Service und Infrastruktur:
Positiv ist das Übernachtungsangebot der umliegenden Gemeinden zu erwähnen, vor allem im unteren Preissegment gibt es eine große Auswahl. Ich nächtigte gut und günstig im kleinen Ort Hrabusice in der empfehlenswerten Pension Yellow Paradise, von welcher alle wichtigen Zugänge in den nördlichen Parkbereich in einer knappen Stunde Fußmarsch erreichbar sind. Direkt beim Einstieg in die spektakuläre Schlucht Sucha Bela bietet der Campingplatz Podlesok neben den Stellplätzen auch Hütten zur Vermietung an. Gleich daneben gibt es Zimmer in der Ranch Podlesok. Die Selbstversorgung vor allem für öffentlich Reisende ist etwas schwieriger zu organisieren. In Hrabusice etwa gibt es kleine Lebensmittelgeschäfte, die aber verstreut in dieser weitläufigen Siedlung liegen und bereits um 17h schließen. In der Stadt Spisska Nova Ves am nordöstlichen Rand des Nationalparks befinden sich Supermärkte, Hotels und Restaurants, dafür dauert der Zugang zu den interessanten Parkbereichen deutlich länger.

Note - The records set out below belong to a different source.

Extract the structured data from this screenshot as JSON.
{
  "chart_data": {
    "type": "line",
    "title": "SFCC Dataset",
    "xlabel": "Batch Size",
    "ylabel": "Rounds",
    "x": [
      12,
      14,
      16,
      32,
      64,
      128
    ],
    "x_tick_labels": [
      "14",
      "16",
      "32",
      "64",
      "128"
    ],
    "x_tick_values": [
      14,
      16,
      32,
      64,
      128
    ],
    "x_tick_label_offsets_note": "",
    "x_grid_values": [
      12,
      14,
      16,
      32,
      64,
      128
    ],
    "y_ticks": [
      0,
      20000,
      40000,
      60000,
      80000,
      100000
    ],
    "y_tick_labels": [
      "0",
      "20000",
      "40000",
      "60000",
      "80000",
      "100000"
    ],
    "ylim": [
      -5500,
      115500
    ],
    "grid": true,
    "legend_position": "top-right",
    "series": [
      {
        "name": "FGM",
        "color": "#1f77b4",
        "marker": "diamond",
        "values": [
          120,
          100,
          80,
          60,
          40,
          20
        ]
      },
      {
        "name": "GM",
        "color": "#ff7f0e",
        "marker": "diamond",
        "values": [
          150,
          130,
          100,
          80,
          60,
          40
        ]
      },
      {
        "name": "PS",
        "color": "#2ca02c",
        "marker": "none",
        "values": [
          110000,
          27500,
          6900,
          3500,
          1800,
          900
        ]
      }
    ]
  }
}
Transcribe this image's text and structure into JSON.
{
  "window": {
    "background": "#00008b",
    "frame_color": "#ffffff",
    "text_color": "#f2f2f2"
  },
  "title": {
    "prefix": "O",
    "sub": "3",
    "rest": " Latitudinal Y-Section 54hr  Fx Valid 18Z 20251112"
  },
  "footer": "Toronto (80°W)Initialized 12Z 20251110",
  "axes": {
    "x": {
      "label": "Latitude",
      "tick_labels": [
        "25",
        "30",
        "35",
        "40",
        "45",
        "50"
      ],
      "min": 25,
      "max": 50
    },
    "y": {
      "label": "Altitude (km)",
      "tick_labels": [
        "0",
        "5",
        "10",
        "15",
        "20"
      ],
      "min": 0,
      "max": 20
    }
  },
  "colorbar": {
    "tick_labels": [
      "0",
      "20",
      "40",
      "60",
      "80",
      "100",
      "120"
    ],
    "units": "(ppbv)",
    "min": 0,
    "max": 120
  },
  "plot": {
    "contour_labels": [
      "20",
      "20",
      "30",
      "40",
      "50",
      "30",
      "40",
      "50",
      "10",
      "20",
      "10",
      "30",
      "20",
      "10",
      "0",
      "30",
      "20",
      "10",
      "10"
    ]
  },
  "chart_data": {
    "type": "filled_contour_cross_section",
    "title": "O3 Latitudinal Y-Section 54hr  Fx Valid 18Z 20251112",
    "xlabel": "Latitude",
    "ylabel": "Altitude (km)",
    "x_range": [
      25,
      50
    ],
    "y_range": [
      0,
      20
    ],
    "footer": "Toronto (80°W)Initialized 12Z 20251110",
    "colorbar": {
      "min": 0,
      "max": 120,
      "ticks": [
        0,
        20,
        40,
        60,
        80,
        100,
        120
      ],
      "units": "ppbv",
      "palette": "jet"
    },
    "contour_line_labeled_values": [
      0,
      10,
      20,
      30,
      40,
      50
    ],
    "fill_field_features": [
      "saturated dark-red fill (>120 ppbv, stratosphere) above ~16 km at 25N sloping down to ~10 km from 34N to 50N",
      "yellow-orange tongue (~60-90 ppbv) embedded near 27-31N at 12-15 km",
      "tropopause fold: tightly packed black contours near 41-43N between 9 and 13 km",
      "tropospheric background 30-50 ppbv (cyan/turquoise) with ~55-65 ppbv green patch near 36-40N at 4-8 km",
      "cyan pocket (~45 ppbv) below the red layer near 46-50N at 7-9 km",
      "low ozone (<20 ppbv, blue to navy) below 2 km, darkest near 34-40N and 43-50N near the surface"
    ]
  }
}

Hervorragend ausgebaut ist das Wegenetz im Nationalpark, auch die deutlichen Markierungen sind hilfreich. Die spannende Wegführung durch die Canyons über Leitern, Brücken und Stege sind ohnehin eines der Highlights des Nationalparks. Ein wenig Schwindelfreiheit sollten die BegeherInnen dabei aber mitbringen.
Vereinzelt stehen Infotafeln mit Erklärungen der Flora und Fauna, manchmal nur in slowakischer Sprache, dann wieder auch in englisch. Das Informationszentrum beim Schluchteingang in Podlesok war leider bei meinem Besuch geschlossen.
In manchen Lokalen der umliegenden Ortschaften und bei verschiedenen Vermietern kann man die sehr gute und hilfreiche Wanderkarte "Slowensky Raj" im Maßstab 1:25000 kaufen. An einigen zentralen Punkten, etwa bei der Klosterruine Klastorisko, bieten "Bufets" Speisen und Getränke an.